O mercado financeiro brasileiro voltou a operar em clima mais positivo nesta quarta-feira (1º), com queda do dólar e leve alta da bolsa, impulsionados pelo aumento do apetite global por risco. O movimento foi motivado por sinais de possível avanço nas negociações entre Estados Unidos e Irã para encerrar o conflito no Oriente Médio.
O dólar comercial encerrou o dia vendido a R$ 5,157, com recuo de 0,43%, atingindo níveis semelhantes aos registrados antes da escalada militar na região. A moeda norte-americana acumula queda de 1,42% na semana e de 6,06% no ano.
O cenário foi influenciado por declarações do presidente dos Estados Unidos, Donald Trump, que indicou a possibilidade de encerramento da guerra em breve, ainda que com eventuais ações pontuais. As falas aumentaram as expectativas de um cessar-fogo, apesar de o governo iraniano não confirmar negociações oficiais.

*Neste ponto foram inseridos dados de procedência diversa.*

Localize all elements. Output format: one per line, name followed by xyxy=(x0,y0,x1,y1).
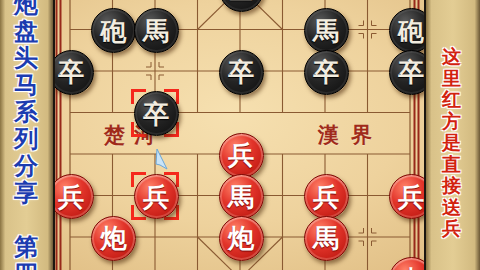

No mercado internacional, o dólar também perdeu força frente a outras moedas, com destaque para divisas emergentes como o real.
Na bolsa brasileira, o Ibovespa fechou em alta de 0,26%, aos 187.953 pontos. O desempenho foi puxado principalmente por ações do setor financeiro e empresas mais sensíveis à atividade econômica interna, em meio à expectativa de manutenção de um ambiente favorável à redução da taxa básica de juros.
Já no mercado de commodities, o petróleo registrou queda pelo segundo dia consecutivo. O barril do tipo Brent, referência para o Brasil, recuou 2,70%, encerrando o dia a US$ 101,16, enquanto o WTI caiu 1,24%, para US$ 100,12. A retração reflete a perspectiva de solução diplomática para o conflito, reduzindo temores sobre interrupções na oferta global, especialmente no Estreito de Ormuz.
Apesar do alívio recente, analistas destacam que os preços do petróleo e os mercados seguem sensíveis a novos desdobramentos geopolíticos, o que pode manter a volatilidade nos próximos dias.